In Texas, where the administrative change was announced Wednesday, lawyers for an inmate scheduled to die next month are preparing to challenge the substitution of the new drug.
The moves in both states continue the fallout from the January announcement that Hospira Inc., the only American producer of sodium thiopental, had stopped making the anesthetic. The shortages began after the company suspended production in 2009 because of problems obtaining an ingredient. They now have become dire because the drug’s shelf life is typically no more than two years.
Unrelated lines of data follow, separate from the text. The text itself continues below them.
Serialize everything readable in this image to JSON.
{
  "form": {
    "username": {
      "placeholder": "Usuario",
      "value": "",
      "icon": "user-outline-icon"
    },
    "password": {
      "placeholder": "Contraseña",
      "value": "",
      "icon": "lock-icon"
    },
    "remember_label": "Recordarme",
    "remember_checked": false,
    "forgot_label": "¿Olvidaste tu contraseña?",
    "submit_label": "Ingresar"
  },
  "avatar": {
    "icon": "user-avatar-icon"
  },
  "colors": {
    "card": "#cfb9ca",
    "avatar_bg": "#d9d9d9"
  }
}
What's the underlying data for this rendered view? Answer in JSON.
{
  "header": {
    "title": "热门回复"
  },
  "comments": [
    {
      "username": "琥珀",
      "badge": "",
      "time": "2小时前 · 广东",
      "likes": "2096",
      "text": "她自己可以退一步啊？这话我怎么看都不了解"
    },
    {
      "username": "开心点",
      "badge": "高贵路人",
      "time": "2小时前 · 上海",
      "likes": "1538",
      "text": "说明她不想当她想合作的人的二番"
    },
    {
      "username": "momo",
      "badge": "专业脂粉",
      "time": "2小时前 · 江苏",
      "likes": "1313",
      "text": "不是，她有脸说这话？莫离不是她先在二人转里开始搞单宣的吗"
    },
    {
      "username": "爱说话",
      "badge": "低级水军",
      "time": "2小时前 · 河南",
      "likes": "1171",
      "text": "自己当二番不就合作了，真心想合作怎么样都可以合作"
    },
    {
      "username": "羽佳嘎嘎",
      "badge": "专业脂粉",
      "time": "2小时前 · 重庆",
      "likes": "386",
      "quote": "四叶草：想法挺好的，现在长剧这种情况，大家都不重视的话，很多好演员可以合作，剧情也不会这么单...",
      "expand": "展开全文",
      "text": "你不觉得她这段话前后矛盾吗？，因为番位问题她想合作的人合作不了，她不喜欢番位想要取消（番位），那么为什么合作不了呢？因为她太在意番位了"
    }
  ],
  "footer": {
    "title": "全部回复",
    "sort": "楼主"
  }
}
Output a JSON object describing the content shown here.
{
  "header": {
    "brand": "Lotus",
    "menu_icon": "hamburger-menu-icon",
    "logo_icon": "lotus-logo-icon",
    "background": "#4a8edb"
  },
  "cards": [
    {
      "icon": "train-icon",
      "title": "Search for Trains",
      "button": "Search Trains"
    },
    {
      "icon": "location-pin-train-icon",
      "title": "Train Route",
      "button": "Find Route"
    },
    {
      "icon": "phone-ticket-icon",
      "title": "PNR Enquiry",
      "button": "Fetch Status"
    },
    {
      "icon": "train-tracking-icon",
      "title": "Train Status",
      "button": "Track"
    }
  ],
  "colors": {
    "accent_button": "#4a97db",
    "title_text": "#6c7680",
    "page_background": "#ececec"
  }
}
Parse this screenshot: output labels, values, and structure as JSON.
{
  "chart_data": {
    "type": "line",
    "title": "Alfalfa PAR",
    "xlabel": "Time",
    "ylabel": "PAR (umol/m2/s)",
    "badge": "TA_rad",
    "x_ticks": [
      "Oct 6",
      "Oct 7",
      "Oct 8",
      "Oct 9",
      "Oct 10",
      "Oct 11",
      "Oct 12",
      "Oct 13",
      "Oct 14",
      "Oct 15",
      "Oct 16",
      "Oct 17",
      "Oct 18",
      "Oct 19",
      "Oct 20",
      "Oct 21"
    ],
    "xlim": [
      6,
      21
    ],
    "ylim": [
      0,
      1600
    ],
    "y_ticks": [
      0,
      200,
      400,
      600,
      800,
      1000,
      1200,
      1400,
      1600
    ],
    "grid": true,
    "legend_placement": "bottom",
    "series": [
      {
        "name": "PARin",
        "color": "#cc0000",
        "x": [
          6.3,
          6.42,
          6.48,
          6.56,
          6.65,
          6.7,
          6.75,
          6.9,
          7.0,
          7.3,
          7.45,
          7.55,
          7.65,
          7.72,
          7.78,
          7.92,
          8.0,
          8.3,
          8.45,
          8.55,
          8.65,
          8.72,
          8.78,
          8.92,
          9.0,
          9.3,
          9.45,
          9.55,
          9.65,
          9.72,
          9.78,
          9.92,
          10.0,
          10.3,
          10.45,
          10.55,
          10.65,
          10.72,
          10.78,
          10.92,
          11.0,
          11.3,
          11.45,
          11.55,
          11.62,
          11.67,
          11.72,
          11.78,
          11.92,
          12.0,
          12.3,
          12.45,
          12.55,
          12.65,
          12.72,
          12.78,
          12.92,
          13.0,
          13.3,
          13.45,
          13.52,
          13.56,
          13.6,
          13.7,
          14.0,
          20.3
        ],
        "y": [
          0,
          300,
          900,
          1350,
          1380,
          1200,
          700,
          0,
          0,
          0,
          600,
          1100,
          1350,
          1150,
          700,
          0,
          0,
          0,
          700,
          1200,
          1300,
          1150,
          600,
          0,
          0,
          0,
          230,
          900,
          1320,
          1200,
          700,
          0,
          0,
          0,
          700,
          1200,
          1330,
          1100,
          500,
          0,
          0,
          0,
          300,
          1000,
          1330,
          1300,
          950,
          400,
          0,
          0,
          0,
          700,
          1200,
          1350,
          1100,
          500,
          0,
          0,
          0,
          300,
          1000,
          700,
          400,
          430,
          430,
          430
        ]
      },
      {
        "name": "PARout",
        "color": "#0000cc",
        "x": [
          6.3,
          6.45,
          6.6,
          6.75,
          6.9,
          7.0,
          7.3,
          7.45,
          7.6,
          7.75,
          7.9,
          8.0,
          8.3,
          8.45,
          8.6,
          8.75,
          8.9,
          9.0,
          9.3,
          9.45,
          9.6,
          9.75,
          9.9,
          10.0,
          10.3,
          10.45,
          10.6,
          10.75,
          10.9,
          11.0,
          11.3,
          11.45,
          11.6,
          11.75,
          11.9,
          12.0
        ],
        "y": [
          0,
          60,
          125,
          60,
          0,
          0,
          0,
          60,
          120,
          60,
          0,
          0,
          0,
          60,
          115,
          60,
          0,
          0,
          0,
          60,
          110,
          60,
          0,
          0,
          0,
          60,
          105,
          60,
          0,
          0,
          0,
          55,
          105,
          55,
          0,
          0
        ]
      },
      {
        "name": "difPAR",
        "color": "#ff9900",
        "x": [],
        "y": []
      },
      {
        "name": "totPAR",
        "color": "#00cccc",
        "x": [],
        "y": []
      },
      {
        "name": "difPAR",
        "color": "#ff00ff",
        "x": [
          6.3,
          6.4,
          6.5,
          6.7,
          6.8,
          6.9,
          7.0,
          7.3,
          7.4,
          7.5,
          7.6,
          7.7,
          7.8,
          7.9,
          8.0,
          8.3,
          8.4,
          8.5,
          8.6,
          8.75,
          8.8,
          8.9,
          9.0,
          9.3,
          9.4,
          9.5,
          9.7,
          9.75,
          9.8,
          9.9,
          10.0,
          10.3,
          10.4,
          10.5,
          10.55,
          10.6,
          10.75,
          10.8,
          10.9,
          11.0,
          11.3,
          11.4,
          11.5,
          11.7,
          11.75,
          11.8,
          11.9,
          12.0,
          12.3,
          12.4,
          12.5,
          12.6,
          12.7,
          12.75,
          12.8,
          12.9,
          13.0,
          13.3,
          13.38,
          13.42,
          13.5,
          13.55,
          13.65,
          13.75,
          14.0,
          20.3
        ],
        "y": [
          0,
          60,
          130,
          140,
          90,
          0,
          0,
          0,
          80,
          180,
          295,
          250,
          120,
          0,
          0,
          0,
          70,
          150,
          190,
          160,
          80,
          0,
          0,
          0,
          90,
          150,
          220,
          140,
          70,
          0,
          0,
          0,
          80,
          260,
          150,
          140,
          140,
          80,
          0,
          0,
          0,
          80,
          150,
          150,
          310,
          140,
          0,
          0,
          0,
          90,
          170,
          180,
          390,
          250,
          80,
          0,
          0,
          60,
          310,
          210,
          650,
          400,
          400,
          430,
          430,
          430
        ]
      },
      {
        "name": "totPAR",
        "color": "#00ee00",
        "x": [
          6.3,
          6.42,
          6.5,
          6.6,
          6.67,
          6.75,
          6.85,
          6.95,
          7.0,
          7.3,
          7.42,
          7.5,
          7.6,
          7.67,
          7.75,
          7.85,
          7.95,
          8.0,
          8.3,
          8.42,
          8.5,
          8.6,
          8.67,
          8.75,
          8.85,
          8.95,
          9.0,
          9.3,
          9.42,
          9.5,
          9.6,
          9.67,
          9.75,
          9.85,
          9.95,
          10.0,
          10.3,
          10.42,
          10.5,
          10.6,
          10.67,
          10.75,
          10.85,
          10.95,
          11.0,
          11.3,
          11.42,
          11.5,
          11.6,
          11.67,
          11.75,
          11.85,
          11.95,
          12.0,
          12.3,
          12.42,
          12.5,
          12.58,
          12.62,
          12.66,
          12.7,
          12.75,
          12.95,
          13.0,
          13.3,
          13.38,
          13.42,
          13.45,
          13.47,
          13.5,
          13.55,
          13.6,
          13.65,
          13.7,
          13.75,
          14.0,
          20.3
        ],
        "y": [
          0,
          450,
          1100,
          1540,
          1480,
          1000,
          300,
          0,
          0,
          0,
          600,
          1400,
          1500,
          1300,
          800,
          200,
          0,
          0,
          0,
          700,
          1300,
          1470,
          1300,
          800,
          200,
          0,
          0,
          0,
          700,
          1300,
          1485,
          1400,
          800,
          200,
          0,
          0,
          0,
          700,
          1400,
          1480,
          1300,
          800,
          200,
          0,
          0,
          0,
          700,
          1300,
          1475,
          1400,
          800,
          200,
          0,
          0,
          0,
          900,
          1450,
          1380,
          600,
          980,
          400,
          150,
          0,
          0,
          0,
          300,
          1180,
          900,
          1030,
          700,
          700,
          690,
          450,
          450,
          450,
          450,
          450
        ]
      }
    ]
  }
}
Many of the 34 states with the death penalty (Illinois repealed its law last week) have been scrambling for months to find stores of sodium thiopental or to replace it with other drugs with similar effects. Several states have delayed executions because of its unavailability. Texas has 314 inmates on death row; Georgia has 99.
In most state lethal injection protocols, sodium thiopental is first used to anesthetize the inmate, and then other drugs are administered to paralyze the body and stop the heart.
Tuesday’s seizure by the Drug Enforcement Administration presumably responded to a February complaint lodged by a lawyer for Andrew Grant DeYoung, who faces execution for killing his parents and sister in 1993.
The lawyer, John T. Bentivoglio of Washington, wrote Attorney General Eric H. Holder Jr. on Feb. 24 that Georgia’s Department of Corrections appeared to be importing sodium thiopental from a British distributor. Because the state does not have a federal license to import controlled substances, that would violate the Controlled Substances Act, Mr. Bentivoglio charged.